Ceci est le premier document du Kit de démarrage des sections FREE. Il définit ce qu’est une section FREE, ce que la FREE Foundation fournit, de quoi chaque section est responsable, et à quoi les personnes qui envisagent de créer une section doivent honnêtement s’attendre.

Pour la structure juridique et de gouvernance de la FREE Foundation elle-même, voir À propos de la FREE Foundation dans la collection À propos de FREE.

Lisez ce document en premier. Tous les autres documents du Kit de démarrage partent du principe que vous l’avez lu.


Une section FREE est une assemblée locale de personnes, organisée dans un lieu donné, qui fait le travail d’émancipation économique dans ce lieu.

La section est l’unité de base de FREE. Tout le reste — la FREE Foundation, le réseau mondial, l’infrastructure de fédération en cours de développement — existe pour soutenir les sections et les relier entre elles.
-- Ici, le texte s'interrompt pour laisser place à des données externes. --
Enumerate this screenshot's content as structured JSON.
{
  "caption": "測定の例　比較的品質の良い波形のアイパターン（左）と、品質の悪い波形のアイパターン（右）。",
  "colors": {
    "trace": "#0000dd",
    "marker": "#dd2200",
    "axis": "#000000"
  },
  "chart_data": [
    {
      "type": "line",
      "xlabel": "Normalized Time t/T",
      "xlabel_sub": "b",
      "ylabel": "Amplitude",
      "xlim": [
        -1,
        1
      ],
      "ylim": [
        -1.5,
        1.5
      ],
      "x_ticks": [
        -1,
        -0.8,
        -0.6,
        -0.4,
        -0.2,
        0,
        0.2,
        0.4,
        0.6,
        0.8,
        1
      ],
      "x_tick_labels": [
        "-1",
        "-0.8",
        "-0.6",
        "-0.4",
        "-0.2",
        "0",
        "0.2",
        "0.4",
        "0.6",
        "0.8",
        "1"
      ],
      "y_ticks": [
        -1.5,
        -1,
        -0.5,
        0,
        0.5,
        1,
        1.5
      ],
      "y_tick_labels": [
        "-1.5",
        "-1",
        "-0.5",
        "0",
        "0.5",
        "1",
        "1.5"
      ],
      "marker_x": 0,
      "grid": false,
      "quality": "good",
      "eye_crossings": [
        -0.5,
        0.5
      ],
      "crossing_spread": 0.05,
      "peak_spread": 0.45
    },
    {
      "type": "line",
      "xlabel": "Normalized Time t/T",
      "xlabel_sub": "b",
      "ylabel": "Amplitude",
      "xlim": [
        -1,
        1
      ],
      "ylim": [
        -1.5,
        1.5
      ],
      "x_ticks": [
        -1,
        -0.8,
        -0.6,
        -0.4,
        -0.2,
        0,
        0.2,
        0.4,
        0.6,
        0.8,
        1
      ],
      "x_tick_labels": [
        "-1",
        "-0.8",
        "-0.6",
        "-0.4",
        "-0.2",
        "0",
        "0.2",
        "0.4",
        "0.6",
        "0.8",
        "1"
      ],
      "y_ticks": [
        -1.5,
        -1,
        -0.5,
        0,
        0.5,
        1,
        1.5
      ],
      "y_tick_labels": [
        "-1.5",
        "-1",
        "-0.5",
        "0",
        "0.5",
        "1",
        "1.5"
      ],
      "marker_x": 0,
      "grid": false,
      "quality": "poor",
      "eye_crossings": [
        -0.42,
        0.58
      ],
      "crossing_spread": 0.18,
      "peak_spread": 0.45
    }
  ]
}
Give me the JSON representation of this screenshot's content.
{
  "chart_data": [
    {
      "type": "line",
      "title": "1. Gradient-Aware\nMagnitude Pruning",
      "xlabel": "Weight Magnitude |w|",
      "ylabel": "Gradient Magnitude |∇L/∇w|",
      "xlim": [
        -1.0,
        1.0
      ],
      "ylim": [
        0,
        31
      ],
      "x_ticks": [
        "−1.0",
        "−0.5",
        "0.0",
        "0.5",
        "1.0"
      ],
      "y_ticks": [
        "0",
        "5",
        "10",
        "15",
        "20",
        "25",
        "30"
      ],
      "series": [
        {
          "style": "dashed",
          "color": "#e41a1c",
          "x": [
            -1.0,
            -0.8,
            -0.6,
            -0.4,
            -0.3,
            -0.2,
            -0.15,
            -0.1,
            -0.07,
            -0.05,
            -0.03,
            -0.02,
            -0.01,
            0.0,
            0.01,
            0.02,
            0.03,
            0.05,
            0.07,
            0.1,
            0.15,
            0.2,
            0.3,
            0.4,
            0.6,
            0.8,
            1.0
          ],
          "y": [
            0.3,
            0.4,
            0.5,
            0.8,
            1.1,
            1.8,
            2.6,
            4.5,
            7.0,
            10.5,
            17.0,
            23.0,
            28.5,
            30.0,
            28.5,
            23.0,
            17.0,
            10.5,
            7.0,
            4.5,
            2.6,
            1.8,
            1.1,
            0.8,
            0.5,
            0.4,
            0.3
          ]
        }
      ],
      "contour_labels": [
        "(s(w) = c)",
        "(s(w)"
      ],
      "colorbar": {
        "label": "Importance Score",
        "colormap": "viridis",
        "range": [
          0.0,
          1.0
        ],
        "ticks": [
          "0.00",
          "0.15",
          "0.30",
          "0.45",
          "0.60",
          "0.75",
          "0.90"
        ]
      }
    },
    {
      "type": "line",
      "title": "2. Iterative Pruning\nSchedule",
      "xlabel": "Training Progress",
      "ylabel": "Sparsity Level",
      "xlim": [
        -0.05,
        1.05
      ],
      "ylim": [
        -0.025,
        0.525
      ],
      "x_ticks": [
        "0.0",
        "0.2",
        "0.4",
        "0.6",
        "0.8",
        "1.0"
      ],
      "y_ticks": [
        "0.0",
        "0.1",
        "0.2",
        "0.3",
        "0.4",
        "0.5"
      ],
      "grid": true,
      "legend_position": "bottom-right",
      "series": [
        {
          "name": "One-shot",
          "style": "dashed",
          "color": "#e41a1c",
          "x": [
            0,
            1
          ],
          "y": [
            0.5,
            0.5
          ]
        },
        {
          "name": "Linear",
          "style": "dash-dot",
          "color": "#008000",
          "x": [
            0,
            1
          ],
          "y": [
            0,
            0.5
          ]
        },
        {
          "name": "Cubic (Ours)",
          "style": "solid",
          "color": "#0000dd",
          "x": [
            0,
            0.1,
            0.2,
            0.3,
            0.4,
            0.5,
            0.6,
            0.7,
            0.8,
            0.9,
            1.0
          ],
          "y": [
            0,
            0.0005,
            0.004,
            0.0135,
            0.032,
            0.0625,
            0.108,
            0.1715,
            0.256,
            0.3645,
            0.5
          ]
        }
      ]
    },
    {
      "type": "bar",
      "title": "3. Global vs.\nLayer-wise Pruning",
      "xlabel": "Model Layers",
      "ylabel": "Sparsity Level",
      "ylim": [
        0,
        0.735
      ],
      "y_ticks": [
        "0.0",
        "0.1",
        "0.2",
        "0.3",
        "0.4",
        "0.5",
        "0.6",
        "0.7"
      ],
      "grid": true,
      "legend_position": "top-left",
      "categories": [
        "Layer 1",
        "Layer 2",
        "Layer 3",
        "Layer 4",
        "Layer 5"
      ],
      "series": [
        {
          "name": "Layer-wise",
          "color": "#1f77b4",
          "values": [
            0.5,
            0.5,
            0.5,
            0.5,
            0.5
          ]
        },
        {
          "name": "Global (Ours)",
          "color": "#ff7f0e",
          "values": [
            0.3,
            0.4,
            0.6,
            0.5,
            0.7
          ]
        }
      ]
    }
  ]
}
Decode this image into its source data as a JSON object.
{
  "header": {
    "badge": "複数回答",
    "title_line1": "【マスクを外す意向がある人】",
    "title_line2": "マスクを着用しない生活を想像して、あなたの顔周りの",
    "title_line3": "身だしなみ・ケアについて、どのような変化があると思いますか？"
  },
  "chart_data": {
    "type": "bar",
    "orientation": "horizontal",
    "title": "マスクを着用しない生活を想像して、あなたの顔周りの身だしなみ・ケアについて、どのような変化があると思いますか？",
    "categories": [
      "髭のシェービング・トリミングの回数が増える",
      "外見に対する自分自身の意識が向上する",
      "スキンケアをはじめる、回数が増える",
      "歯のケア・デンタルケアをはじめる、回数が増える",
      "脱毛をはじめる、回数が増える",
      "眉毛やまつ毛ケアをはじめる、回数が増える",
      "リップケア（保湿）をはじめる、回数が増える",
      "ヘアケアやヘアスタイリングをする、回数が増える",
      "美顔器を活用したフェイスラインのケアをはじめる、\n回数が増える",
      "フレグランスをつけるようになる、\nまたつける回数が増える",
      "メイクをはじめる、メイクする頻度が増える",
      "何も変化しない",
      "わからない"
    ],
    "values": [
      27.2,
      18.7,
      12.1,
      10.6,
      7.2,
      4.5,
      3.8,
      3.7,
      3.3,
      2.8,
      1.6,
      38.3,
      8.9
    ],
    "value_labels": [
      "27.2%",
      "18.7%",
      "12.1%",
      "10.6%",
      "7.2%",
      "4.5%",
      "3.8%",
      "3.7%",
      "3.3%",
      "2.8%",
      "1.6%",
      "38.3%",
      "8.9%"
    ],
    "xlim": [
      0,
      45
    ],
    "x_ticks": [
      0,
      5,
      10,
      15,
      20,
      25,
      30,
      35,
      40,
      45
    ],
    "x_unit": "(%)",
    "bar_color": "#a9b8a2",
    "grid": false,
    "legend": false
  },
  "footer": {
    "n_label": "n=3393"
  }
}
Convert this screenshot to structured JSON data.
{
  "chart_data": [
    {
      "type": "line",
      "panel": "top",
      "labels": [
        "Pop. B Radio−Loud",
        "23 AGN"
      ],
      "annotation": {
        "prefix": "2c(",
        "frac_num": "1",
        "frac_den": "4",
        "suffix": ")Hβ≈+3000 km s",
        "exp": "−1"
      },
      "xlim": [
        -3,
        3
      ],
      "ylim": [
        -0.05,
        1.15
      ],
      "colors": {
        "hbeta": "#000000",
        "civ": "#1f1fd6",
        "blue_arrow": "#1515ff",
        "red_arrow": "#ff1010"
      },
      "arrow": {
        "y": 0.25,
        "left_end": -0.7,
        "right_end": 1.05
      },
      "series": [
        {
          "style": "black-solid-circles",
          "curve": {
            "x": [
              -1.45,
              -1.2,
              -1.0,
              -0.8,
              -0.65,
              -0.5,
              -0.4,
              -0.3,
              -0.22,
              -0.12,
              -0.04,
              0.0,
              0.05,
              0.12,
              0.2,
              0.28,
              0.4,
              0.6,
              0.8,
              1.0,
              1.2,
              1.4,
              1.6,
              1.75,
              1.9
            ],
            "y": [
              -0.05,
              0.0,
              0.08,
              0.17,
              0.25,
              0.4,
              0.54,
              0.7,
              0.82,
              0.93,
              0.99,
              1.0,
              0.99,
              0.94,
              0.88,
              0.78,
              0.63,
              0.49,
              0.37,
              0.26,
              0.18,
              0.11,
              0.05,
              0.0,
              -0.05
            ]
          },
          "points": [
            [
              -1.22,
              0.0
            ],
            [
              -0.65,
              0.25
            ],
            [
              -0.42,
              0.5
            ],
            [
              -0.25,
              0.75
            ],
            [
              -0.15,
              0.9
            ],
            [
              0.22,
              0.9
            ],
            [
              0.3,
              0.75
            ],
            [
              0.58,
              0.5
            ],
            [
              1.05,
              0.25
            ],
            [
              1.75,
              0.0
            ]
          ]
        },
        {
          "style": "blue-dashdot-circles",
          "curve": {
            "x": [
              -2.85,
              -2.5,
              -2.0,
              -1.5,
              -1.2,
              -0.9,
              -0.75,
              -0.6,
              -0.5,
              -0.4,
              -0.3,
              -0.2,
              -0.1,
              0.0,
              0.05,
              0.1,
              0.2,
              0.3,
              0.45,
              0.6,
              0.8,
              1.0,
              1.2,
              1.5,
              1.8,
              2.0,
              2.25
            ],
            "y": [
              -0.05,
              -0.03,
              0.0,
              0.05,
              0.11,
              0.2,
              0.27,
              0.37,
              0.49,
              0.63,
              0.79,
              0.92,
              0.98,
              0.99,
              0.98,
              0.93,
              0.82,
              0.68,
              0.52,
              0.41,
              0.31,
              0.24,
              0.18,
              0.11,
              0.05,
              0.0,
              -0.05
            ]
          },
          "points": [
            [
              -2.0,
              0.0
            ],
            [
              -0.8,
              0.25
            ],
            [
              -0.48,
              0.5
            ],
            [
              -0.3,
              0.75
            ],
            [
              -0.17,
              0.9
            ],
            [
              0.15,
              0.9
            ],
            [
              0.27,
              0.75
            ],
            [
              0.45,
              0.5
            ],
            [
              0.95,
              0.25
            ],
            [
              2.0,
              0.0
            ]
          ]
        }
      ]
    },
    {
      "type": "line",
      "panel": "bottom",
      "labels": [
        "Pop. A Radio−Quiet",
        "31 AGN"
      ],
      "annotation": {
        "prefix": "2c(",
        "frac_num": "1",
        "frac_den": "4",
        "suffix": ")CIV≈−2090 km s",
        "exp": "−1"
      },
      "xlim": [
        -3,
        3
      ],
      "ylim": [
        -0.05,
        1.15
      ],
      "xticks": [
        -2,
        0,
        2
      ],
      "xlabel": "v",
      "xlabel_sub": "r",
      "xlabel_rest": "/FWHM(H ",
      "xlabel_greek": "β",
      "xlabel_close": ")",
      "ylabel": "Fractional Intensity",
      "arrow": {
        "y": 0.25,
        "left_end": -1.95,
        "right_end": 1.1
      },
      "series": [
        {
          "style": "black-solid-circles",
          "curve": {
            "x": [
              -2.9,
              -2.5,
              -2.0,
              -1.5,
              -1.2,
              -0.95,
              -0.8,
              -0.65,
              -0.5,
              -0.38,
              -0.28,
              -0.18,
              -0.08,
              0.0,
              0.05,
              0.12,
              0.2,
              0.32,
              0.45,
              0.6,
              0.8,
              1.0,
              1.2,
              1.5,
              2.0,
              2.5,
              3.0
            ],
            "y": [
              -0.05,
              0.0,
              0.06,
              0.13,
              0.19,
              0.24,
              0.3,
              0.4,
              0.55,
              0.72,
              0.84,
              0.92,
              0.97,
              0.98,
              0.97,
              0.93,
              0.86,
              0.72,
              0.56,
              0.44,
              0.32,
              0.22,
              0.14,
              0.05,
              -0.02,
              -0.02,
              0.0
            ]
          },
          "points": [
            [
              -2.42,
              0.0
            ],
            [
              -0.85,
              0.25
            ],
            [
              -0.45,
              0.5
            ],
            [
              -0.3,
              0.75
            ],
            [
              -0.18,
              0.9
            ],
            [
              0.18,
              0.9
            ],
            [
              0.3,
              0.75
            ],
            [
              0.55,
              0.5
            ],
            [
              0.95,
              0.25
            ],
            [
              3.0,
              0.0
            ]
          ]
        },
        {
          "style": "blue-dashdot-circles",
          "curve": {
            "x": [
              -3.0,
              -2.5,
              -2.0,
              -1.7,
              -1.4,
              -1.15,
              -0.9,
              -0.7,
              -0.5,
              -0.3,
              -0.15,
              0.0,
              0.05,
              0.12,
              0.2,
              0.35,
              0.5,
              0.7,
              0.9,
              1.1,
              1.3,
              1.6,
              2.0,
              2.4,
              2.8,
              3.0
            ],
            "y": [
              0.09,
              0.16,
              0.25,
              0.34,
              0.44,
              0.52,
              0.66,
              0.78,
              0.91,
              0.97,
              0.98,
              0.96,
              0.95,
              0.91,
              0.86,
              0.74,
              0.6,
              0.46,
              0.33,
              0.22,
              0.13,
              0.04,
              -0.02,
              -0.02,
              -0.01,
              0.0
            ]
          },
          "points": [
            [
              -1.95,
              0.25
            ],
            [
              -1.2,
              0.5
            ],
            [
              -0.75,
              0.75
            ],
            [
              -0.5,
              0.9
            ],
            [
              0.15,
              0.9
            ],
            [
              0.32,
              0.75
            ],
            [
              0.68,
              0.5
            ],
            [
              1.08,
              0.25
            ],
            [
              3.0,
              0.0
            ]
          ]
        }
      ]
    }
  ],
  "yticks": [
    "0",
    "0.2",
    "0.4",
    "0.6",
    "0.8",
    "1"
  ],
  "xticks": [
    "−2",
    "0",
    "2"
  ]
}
Une section est souveraine dans son travail local : elle choisit son propre axe, ses propres campagnes, son propre rythme et ses propres responsables. Le lien entre les sections repose sur des valeurs communes, des pratiques de documentation communes et un cadre mondial commun, la FREE Foundation fournissant l’infrastructure et le soutien.

Une section s’organise autour d’une Assemblée générale (AG) récurrente : une réunion ouverte, généralement tenue toutes les deux semaines, où les membres de la communauté locale se rassemblent pour délibérer, décider et agir. Autour de l’AG, des groupes plus restreints — d’abord une Équipe d’amorçage, puis un ensemble de Cercles opérationnels — assurent le travail entre les réunions.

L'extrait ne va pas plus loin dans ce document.